That’s stretching the definition of value a bit. Value is certainly situational - you wouldn’t say that someone selling the last parachute on a plane that’s falling is « capturing the true value of the parachute » - or someone selling a bottle of water to someone dying of dehydration in the desert is capturing the true value of the water
I believe I'm using value[1] in the standard economic way as "measure of the benefit provided by a good or service to an economic agent" often framed as "what is the maximum amount of money a specific actor is willing and able to pay for the good or service?".
It's not the same as market price or market value. Market price is what you actually pay, value is the maximum you would hypothetically pay. The difference between the two is the "consumer surplus"[2].

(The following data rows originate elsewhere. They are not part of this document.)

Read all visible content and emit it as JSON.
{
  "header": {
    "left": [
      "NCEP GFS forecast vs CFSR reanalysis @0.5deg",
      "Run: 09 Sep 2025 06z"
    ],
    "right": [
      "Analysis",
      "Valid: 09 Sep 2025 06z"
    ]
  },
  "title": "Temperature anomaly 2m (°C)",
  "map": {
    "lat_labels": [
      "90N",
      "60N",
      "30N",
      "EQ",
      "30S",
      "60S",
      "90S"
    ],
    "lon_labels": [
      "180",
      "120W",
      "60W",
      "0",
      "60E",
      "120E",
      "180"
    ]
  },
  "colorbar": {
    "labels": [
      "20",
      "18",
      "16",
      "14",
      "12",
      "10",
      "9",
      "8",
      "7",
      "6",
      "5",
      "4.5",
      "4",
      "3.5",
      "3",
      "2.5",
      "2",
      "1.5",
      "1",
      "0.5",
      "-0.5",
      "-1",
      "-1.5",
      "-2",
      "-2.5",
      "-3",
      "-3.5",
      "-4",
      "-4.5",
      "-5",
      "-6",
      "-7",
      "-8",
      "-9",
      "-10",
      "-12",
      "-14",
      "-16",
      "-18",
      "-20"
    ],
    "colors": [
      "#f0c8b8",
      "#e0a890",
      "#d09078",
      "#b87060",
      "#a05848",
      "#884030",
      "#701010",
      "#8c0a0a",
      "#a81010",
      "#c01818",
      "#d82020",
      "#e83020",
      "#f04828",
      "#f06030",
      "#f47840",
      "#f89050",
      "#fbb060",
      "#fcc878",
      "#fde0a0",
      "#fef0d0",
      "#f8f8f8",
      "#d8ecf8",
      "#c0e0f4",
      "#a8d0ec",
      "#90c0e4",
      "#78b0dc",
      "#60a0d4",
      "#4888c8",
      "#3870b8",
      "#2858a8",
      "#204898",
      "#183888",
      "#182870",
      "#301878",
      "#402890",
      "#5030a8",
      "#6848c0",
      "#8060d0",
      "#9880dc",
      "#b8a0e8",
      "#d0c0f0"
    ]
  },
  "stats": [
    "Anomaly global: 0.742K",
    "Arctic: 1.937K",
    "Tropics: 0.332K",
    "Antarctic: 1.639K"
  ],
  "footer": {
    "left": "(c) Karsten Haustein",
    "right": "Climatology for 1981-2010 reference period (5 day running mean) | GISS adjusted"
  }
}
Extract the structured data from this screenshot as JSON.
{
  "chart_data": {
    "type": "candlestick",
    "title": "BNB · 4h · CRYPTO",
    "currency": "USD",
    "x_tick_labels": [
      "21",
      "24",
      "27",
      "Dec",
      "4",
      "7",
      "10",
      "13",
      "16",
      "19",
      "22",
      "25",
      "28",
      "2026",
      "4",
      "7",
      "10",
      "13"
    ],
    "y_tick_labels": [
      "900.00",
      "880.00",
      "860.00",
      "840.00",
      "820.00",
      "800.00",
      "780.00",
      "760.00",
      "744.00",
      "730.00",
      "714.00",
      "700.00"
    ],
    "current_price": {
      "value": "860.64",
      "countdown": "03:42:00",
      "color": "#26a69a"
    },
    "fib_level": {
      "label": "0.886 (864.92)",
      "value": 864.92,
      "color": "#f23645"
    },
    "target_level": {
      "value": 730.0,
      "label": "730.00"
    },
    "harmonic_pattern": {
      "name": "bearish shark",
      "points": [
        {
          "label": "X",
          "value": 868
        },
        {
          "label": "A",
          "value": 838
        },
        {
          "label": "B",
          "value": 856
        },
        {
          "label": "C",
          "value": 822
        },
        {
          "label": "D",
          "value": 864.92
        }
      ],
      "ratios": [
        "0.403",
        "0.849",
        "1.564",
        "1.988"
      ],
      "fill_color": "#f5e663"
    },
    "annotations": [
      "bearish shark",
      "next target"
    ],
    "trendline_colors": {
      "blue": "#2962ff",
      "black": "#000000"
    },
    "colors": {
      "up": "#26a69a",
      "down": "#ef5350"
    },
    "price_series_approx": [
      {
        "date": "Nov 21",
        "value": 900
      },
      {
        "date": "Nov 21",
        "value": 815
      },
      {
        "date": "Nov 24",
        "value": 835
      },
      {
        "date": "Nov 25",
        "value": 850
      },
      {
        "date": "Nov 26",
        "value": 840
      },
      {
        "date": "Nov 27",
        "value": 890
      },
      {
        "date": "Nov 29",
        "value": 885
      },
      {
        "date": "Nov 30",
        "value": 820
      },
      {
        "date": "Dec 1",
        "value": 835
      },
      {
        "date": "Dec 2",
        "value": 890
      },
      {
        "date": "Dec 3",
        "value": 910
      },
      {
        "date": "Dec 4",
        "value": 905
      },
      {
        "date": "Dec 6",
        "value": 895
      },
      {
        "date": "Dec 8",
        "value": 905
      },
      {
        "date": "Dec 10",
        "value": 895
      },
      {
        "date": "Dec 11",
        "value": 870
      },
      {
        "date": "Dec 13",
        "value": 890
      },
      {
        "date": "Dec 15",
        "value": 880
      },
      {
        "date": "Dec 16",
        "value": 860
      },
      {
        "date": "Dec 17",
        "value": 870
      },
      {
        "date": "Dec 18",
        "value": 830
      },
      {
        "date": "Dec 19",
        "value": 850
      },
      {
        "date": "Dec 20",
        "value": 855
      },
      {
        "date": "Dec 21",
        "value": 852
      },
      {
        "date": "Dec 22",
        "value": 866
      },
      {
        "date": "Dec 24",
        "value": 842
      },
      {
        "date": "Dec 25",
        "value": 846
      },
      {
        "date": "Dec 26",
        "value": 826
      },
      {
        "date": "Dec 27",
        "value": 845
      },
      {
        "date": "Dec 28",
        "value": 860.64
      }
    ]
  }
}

It is situational, but I don't think it varies much in this scenario. You aren't any hungrier inside the airport than you are outside. If food was equally scarce in both locations, you would pay the same amount.
The value is the same in both locations, but the price is higher in the airport. That means consumer surplus is higher outside the airport. The cost to the producer is also roughly the same, so the producer surplus is higher in the airport. The producer has used their monopoly position to take a larger portion of the economic surplus inside the airport.
> but I don't think it varies much in this scenario. You aren't any hungrier inside the airport than you are outside.
I think the poster was claiming that in fact the value is not the same. You aren't hungrier, but you are typically more tired, more rushed, and focused on bigger problems than what to eat for lunch, etc. It's a reasonable argument. That doesn't mean it's thing going on.